The First and Final Film by Jean Cocteau Plays in Miami

Cocteau directed three films in 1930, 1950 and 1960 on the Orpheus myth. The Miami Beach Cinematheque will be projecting two of them this month, on April 2 and April 30, in a digital version with English subtitles.

The Blood of a Poet is the first film of the trilogy and the first feature film by Cocteau. A fantasy, dreamlike, experimental, surrealist, philosophical movie ... there are not enough adjectives in this language that can adequately define it. It is mainly the vision of a poet, a graphic film with multiple meanings … or none: only an attempt to make visible the invisible and the unconscious. "The privilege of cinema is that it allows a large number of people to dream the same dream together and also to show fantasies of unreality with the rigor of realism; in short, it is an admirable poetry vehicle", Cocteau says in Orpheus, the second part of this work.

Playing on April 2


In 1959, Cocteau ran out of funds for Testament of Orpheus, the third movie of the trilogy, and his final one.

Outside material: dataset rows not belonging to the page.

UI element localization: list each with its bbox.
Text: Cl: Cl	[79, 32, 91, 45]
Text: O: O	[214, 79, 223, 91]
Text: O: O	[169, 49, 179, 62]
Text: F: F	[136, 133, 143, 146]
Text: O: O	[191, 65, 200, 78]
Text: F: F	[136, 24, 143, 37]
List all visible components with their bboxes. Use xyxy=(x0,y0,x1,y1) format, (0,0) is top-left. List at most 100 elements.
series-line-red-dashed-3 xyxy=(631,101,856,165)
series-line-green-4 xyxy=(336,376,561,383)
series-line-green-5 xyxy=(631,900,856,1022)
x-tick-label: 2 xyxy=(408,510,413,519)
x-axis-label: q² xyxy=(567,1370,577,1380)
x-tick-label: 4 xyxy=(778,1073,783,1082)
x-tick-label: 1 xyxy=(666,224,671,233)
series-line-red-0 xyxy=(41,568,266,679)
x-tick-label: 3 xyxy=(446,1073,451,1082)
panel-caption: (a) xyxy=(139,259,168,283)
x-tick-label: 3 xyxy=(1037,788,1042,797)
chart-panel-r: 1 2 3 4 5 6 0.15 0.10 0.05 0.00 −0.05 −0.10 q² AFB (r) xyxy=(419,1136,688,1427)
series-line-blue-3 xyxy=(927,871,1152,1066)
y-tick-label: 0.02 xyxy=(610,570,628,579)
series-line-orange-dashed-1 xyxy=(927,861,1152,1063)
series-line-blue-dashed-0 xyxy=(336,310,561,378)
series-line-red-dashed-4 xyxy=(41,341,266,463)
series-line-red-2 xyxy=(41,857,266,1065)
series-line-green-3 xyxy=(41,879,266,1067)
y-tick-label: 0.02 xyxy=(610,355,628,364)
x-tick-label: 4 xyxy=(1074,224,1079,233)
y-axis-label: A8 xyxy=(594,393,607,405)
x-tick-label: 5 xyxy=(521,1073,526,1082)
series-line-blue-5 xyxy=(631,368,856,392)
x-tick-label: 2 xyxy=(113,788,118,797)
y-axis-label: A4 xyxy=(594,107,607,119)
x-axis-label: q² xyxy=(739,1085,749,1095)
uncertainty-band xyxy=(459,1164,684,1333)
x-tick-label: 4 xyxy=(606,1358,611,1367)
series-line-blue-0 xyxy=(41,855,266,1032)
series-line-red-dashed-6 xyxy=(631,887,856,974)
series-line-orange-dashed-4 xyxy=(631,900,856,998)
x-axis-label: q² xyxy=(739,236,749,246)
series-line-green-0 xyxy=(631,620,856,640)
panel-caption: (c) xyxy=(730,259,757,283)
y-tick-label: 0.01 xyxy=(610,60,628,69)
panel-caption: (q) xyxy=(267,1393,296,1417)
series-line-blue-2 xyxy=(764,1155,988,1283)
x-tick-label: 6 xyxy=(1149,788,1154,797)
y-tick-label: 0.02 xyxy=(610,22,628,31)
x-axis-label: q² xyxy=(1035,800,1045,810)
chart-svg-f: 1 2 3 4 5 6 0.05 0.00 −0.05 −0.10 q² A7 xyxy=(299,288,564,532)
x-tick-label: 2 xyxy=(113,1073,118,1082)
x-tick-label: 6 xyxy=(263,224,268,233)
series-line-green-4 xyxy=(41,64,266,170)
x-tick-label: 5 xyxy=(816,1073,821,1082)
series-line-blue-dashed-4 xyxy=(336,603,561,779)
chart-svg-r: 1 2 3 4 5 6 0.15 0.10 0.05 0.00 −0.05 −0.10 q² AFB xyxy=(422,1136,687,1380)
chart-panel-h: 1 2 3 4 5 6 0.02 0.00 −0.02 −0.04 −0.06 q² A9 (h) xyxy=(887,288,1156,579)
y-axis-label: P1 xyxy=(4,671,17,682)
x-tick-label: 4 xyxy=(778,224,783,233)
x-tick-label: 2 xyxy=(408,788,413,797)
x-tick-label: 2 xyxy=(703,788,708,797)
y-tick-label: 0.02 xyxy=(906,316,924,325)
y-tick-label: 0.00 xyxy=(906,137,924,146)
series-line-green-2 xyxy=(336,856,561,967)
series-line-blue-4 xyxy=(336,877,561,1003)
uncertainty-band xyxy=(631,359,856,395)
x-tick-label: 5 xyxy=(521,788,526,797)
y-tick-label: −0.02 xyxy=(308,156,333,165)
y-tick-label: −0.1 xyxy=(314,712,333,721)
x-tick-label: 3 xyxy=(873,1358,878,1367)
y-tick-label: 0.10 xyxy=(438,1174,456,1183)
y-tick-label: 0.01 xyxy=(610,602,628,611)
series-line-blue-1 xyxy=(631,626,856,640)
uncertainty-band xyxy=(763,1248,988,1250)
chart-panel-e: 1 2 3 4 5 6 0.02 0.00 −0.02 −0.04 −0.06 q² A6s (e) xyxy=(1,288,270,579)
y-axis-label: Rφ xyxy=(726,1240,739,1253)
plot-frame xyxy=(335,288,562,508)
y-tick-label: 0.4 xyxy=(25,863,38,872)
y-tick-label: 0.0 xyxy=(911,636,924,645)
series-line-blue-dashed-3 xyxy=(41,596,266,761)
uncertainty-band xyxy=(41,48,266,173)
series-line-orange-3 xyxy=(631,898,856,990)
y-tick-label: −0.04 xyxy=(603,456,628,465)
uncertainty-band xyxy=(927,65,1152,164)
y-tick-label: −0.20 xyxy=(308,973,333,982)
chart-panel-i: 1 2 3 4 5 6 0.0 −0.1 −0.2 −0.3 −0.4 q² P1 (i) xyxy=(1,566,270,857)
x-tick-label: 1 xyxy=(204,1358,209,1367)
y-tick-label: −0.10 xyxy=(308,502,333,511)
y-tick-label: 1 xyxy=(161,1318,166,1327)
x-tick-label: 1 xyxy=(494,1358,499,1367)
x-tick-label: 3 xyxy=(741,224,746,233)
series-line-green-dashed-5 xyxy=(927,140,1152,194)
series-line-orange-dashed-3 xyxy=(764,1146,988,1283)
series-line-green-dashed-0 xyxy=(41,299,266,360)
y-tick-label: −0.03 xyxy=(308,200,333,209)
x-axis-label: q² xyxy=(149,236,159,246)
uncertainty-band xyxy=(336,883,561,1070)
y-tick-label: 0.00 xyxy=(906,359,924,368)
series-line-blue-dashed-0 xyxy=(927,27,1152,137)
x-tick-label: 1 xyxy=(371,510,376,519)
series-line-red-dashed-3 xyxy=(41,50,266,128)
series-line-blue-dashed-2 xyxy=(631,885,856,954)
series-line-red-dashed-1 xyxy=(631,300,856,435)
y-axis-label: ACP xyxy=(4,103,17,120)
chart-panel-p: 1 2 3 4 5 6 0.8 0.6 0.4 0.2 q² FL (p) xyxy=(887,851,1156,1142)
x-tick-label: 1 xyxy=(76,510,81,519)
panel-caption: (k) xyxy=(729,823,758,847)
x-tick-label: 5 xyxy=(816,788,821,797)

It is thanks to François Truffaut, that he was able to complete his film. « Since I am fortunate that The Four Hundred Blows are going well, I’ll turn over the benefits to your movie, said The Nouvelle Vague emblematic director. «   In this final film, Cocteau directed, according to his own words, a «   self-portrait », true to himself, a portrait of his invisible hand. "This movie is beautiful because it is the movie of a man who knows he is going to die and who fails to take death seriously, even if he wants."(Les Cahiers du Cinéma).